It's a punchy and persuasive argument. But it's also very remiscent of the case the Lib Dems were making over a year ago. Ignore the specifics about what waste is going to be cut, and which tax cuts it will be used to fund, and you'll find much the same argument in, say, Nick Clegg's speech to his party conference in 2008. In that, Clegg says he wants to cut "£20bn of government spending that isn't working effectively," and then use that to "cut taxes for the people who need it most". He even attacks the other parties for being "too flaky to take the tough choices to make tax cuts possible ... too weak to trim back on wasteful spending."“
"If there’s waste in government spending, which the Labour Government says there is, we should be saving the waste, not saying we’ll go on wasting it for several more years."
Why bring this up now? Well, firstly, because I often think that Clegg deserves more credit for changing his party's traditional tax-and-spend approach to the public finances. Not that every detail of Lib Dem fiscal policy is attractive, of course. But there's much to admire in that speech above, as there is in Clegg's pledge not to ringfence any departmental spending.

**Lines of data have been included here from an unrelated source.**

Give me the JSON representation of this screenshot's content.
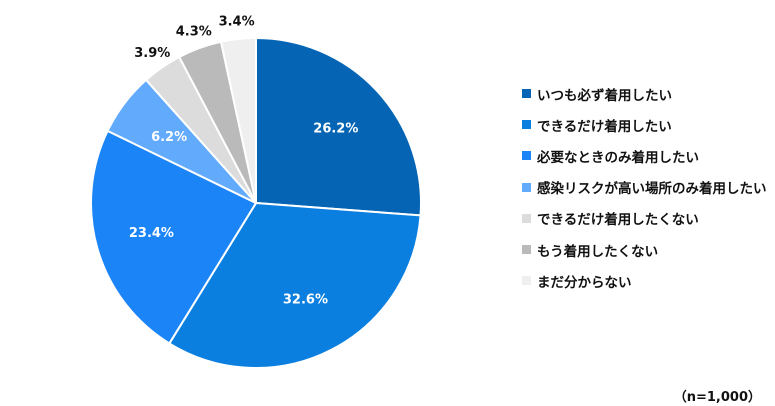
{
  "chart_data": {
    "type": "pie",
    "categories": [
      "いつも必ず着用したい",
      "できるだけ着用したい",
      "必要なときのみ着用したい",
      "感染リスクが高い場所のみ着用したい",
      "できるだけ着用したくない",
      "もう着用したくない",
      "まだ分からない"
    ],
    "values": [
      26.2,
      32.6,
      23.4,
      6.2,
      3.9,
      4.3,
      3.4
    ],
    "value_labels": [
      "26.2%",
      "32.6%",
      "23.4%",
      "6.2%",
      "3.9%",
      "4.3%",
      "3.4%"
    ],
    "colors": [
      "#0565b4",
      "#0b7fe0",
      "#1b84f7",
      "#62aafc",
      "#dcdcdc",
      "#bababa",
      "#efefef"
    ],
    "label_colors": [
      "#ffffff",
      "#ffffff",
      "#ffffff",
      "#ffffff",
      "#111111",
      "#111111",
      "#111111"
    ],
    "label_placement": [
      "inside",
      "inside",
      "inside",
      "inside",
      "outside",
      "outside",
      "outside"
    ],
    "start": "12 o'clock",
    "direction": "clockwise",
    "legend_position": "right"
  },
  "footnote": "（n=1,000）"
}
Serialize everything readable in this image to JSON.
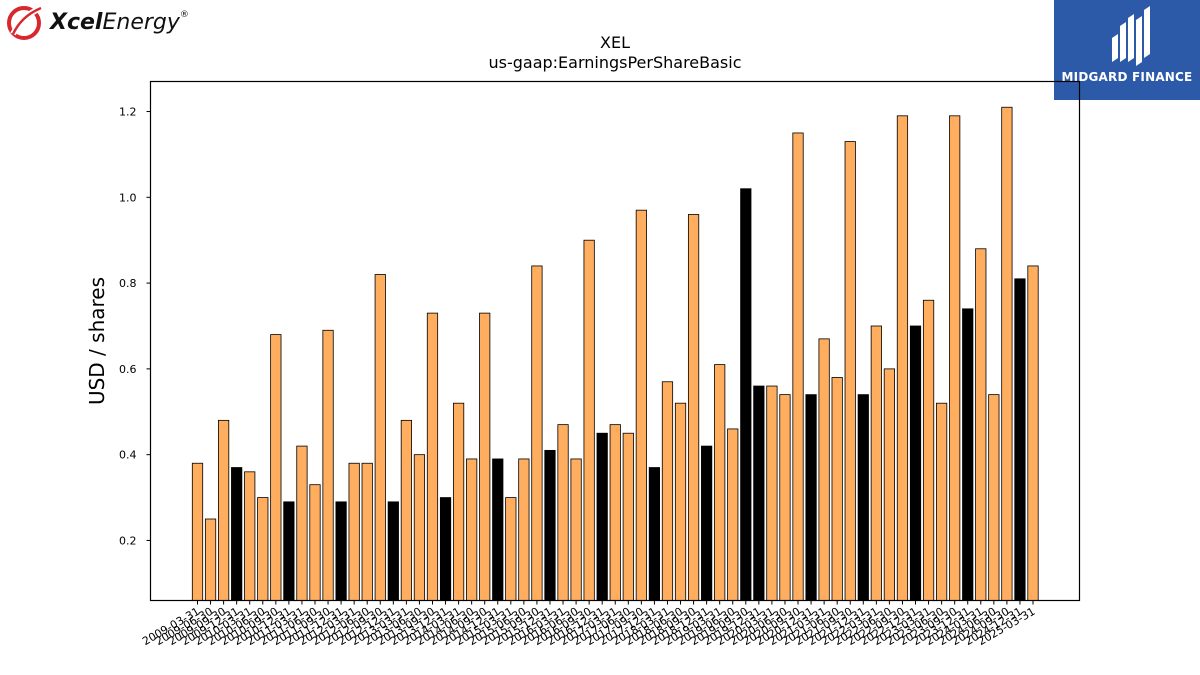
{
  "brand": {
    "name_bold": "Xcel",
    "name_rest": "Energy",
    "registered": "®"
  },
  "partner": {
    "name": "MIDGARD FINANCE",
    "bg_color": "#2c5aa8"
  },
  "colors": {
    "annual_bar": "#000000",
    "quarterly_bar": "#ffad5e",
    "bar_edge": "#000000",
    "xcel_red": "#d9272e"
  },
  "chart_data": {
    "type": "bar",
    "title": "XEL",
    "subtitle": "us-gaap:EarningsPerShareBasic",
    "xlabel": "",
    "ylabel": "USD / shares",
    "ylim": [
      0.06,
      1.27
    ],
    "yticks": [
      0.2,
      0.4,
      0.6,
      0.8,
      1.0,
      1.2
    ],
    "ytick_labels": [
      "0.2",
      "0.4",
      "0.6",
      "0.8",
      "1.0",
      "1.2"
    ],
    "grid": false,
    "categories": [
      "2009-03-31",
      "2009-06-30",
      "2009-09-30",
      "2009-12-31",
      "2010-03-31",
      "2010-06-30",
      "2010-09-30",
      "2010-12-31",
      "2011-03-31",
      "2011-06-30",
      "2011-09-30",
      "2011-12-31",
      "2012-03-31",
      "2012-06-30",
      "2012-09-30",
      "2012-12-31",
      "2013-03-31",
      "2013-06-30",
      "2013-09-30",
      "2013-12-31",
      "2014-03-31",
      "2014-06-30",
      "2014-09-30",
      "2014-12-31",
      "2015-03-31",
      "2015-06-30",
      "2015-09-30",
      "2015-12-31",
      "2016-03-31",
      "2016-06-30",
      "2016-09-30",
      "2016-12-31",
      "2017-03-31",
      "2017-06-30",
      "2017-09-30",
      "2017-12-31",
      "2018-03-31",
      "2018-06-30",
      "2018-09-30",
      "2018-12-31",
      "2019-03-31",
      "2019-06-30",
      "2019-09-30",
      "2019-12-31",
      "2020-03-31",
      "2020-06-30",
      "2020-09-30",
      "2020-12-31",
      "2021-03-31",
      "2021-06-30",
      "2021-09-30",
      "2021-12-31",
      "2022-03-31",
      "2022-06-30",
      "2022-09-30",
      "2022-12-31",
      "2023-03-31",
      "2023-06-30",
      "2023-09-30",
      "2023-12-31",
      "2024-03-31",
      "2024-06-30",
      "2024-09-30",
      "2024-12-31",
      "2025-03-31"
    ],
    "values": [
      0.38,
      0.25,
      0.48,
      0.37,
      0.36,
      0.3,
      0.68,
      0.29,
      0.42,
      0.33,
      0.69,
      0.29,
      0.38,
      0.38,
      0.82,
      0.29,
      0.48,
      0.4,
      0.73,
      0.3,
      0.52,
      0.39,
      0.73,
      0.39,
      0.3,
      0.39,
      0.84,
      0.41,
      0.47,
      0.39,
      0.9,
      0.45,
      0.47,
      0.45,
      0.97,
      0.37,
      0.57,
      0.52,
      0.96,
      0.42,
      0.61,
      0.46,
      1.02,
      0.56,
      0.56,
      0.54,
      1.15,
      0.54,
      0.67,
      0.58,
      1.13,
      0.54,
      0.7,
      0.6,
      1.19,
      0.7,
      0.76,
      0.52,
      1.19,
      0.74,
      0.88,
      0.54,
      1.21,
      0.81,
      0.84
    ],
    "annual_flags": [
      false,
      false,
      false,
      true,
      false,
      false,
      false,
      true,
      false,
      false,
      false,
      true,
      false,
      false,
      false,
      true,
      false,
      false,
      false,
      true,
      false,
      false,
      false,
      true,
      false,
      false,
      false,
      true,
      false,
      false,
      false,
      true,
      false,
      false,
      false,
      true,
      false,
      false,
      false,
      true,
      false,
      false,
      true,
      true,
      false,
      false,
      false,
      true,
      false,
      false,
      false,
      true,
      false,
      false,
      false,
      true,
      false,
      false,
      false,
      true,
      false,
      false,
      false,
      true,
      false
    ]
  }
}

But the main reason to mention the Lib Dems now is because they've recently rowed back from their strong position on waste – saying that to cut any public spending this year would be to risk the recovery. This leaves the Tories as the only major party which, on the surface, is trying to prioritise tax cuts ahead of wasteful spending this year. And that, in turn, is one of the most important distinctions to bear in mind as the election approaches.